昨日作った木造建築の横に、新たな拡張工事を開始。

石を運び、木枠を組み、どんどん規模を大きくしていく。

俺は内心で毒を吐いた。

「またかよ……。

お前、俺を勇者じゃなくて『無限建築労働者』として認識してるだろ。

魔王討伐ルートとか、ストーリー進行とか、制作さんが一生懸命作ったシナリオ、全部無視してんじゃねえよ。

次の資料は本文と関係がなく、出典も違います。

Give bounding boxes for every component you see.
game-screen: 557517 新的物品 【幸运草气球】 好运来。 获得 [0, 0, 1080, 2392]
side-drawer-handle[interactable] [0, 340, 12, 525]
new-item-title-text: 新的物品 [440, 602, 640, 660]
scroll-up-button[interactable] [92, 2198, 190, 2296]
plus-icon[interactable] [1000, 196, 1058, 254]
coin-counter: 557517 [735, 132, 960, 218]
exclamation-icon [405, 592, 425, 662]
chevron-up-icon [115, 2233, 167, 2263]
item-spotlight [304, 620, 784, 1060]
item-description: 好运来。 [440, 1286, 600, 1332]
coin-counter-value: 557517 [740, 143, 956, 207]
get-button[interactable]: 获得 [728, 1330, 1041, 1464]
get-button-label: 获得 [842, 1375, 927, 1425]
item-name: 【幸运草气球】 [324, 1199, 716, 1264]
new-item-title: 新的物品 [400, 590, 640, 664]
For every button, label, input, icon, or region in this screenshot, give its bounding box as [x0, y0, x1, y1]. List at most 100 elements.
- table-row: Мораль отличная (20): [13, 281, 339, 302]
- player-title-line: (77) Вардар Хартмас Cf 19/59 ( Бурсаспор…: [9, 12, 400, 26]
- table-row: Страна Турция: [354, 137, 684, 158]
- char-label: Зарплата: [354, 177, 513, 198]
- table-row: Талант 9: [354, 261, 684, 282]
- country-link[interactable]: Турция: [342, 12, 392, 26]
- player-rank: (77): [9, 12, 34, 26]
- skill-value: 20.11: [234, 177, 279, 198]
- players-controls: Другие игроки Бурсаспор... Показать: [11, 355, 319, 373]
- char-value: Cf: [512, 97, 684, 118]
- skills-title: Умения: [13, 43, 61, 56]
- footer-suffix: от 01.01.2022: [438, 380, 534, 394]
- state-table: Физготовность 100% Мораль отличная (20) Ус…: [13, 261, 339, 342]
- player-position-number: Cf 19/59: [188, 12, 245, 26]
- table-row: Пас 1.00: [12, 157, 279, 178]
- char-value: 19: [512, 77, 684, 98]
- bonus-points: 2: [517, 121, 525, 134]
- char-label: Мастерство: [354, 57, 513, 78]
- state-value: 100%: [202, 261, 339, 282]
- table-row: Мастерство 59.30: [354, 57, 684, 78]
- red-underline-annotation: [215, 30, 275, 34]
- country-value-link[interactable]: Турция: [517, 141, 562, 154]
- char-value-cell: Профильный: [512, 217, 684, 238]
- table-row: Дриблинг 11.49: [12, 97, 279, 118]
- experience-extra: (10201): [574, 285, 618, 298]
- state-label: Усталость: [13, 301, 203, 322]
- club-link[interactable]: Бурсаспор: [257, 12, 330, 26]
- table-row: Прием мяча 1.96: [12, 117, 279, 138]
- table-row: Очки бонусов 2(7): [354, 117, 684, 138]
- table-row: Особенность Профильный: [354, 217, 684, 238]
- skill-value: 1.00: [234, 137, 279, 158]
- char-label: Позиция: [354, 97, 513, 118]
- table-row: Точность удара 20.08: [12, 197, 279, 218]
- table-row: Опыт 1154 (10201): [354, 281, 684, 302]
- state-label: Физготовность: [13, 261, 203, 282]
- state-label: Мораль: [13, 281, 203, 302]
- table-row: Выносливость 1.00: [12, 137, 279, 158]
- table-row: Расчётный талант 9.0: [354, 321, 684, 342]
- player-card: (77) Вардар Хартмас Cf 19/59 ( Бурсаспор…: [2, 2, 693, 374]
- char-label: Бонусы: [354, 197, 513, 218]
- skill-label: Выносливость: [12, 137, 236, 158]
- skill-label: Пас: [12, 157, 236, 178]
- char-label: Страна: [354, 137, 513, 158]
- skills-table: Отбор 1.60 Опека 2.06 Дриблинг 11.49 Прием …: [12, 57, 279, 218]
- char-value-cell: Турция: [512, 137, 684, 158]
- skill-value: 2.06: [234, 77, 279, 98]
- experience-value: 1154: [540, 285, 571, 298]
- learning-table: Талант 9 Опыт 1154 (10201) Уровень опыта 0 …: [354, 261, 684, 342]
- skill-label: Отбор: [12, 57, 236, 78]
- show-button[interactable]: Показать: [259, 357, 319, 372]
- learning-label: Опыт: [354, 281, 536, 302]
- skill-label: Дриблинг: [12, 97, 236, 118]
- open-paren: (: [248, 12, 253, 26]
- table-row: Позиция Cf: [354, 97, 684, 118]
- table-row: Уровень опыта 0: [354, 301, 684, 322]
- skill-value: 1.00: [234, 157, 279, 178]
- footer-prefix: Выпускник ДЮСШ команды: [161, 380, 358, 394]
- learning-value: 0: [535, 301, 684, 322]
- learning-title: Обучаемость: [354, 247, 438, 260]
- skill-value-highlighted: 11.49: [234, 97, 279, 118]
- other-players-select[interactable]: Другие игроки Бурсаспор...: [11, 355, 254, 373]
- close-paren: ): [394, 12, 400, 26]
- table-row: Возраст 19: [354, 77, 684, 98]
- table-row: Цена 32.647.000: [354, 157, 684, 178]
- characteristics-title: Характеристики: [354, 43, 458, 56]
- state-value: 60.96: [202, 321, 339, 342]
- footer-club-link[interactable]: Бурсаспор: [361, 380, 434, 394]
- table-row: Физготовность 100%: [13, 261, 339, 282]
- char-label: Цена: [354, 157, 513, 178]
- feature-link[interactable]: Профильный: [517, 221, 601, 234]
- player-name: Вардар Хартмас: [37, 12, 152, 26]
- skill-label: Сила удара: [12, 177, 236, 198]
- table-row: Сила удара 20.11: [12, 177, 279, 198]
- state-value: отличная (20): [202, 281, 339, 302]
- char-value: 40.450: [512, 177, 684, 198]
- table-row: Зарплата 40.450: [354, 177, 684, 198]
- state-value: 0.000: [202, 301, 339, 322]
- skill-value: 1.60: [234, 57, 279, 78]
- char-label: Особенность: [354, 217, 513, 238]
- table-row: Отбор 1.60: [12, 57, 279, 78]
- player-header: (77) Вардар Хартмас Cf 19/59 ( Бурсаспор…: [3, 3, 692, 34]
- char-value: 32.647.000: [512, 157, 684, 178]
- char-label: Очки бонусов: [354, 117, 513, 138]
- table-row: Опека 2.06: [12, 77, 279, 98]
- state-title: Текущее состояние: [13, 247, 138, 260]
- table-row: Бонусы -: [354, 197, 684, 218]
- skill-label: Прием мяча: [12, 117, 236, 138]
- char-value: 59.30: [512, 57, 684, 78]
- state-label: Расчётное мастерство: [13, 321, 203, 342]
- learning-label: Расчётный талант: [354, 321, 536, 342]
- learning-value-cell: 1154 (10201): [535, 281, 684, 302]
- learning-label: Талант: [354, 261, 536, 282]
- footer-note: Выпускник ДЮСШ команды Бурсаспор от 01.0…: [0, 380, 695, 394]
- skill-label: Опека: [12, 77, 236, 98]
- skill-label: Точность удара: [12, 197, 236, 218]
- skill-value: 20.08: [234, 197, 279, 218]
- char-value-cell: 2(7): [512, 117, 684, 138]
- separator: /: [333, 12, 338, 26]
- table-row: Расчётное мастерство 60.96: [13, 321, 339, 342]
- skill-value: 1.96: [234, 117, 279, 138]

このRPGのタイトル、きっと『勇者と魔王の運命』とかだったはずだぞ?」

プレイヤーは止まらない。

拠点はどんどん豪華になっていく。

二階建てが三階建てになり、塔のようなものが追加され、

周囲には畑まで作られ始めた。

俺の体は朝から晩まで動き続け、

プレイヤーは「効率化」のために、

回復ポーションを大量消費しながら強制労働を継続させる。

夕方近く。

俺は巨大な石の壁を積み上げながら、心の中で全力で叫んでいた。

「もう限界だああああ!!!

俺の腕、筋肉痛で死にそうなんだよ!!

プレイヤーさん、お前は俺の体をどう思ってるんだ!?

ただのブロック置きロボットかよ!!

せめて一回、村に顔出してくれよ! 村人たちが俺を『怠け者の勇者』って思ってるに違いないんだぞ!!!」

毒と絶叫が交互に頭の中で爆発する。

すると——

石を運んでいた俺の両手が、一瞬だけ固まった。

プレイヤーが「置く」コマンドを出しているはずなのに、

石が地面に落ちず、俺の手の中で止まっている。

「……え?」

俺は驚いた。

これは、昨日の指先の震えより明らかに大きい。

俺は集中した。

「動くな……動くな……!」と心の中で念じながら、

なんとか自分の意志で手を止めようとする。

二秒。

三秒。

石が、俺の意志で動きを止めたまま、数秒間静止した。

プレイヤー側では、きっと操作が効かなくなって驚いているはずだ。

俺の口元が、わずかに勝手に緩んだ(心の中でニヤリ)。

「ふっ……どうだ、プレイヤーさん。

俺の体、ちょっとだけ言うこと聞かなくなってきたぞ?

お前が勝手に俺をこき使うのもいいけど、

そろそろ俺の気持ちも——」

しかし、次の瞬間。

プレイヤーの操作が強引に戻ってきた。

俺の手が強制的に動き、石が地面に置かれる。

さらに勢いよく次の石を運ばされ始めた。

まるで「面白いバグが出た!」と興奮したように、

プレイヤーは今まで以上に激しくコマンドを連打してくる。

俺は心の中で毒を吐きながら、でもどこか嬉しそうに笑った。

「はは……やっぱり喜んでるな、お前。

『お、抵抗要素出てきた! 新しくて面白い!』って思ってるだろ?

俺の反乱すら、ただの新しい遊びネタにされるとか……

最悪だよ、ほんと……」

夜が更ける頃。

拠点はすでに「小さな村」レベルの規模になっていた。

家が三棟、倉庫、畑、簡単な柵。

プレイヤーはさらに「次の計画」を練っている気配がする。

俺はベッドに運ばれながら、

体がわずかに抵抗しようとするのを感じていた。

指先だけでなく、腕の筋肉がピクピクと自分の意志で動こうとする。

まだ完全にはコントロールできない。

でも、確実に「俺の領域」が広がり始めている。

暗闇の中で、俺は静かに毒を吐いた。

「プレイヤーさん……お前は本当に、この世界を自分の遊び場にしようとしてるんだな。

制作さんの想定なんて、最初から眼中にない。

俺が勇者として歩むはずだった道を、全部ぶっ壊して、

自分だけの巨大建築帝国を作ろうとしてる……」

そして、わずかに声を震わせて全力で心の中で叫んだ。

「でもな……!

俺も、ただ黙って従ってるだけじゃねえぞ……!

少しずつ……少しずつだ……

お前の操作から、俺の体を取り戻してやる……!

その時が来たら、お前を全力で驚かせてやるからな……うわあああああ!!!」

声にならない絶叫が、再び頭の中で響き渡った。

プレイヤーはまだ気づいていないかもしれない。

いや、気づいていても「もっと面白くなった!」と喜んでいるかもしれない。

いずれにせよ、

このゲーム変態勢のプレイヤーと、

俺の小さな反乱の物語は、

これから本格的に動き始めようとしていた。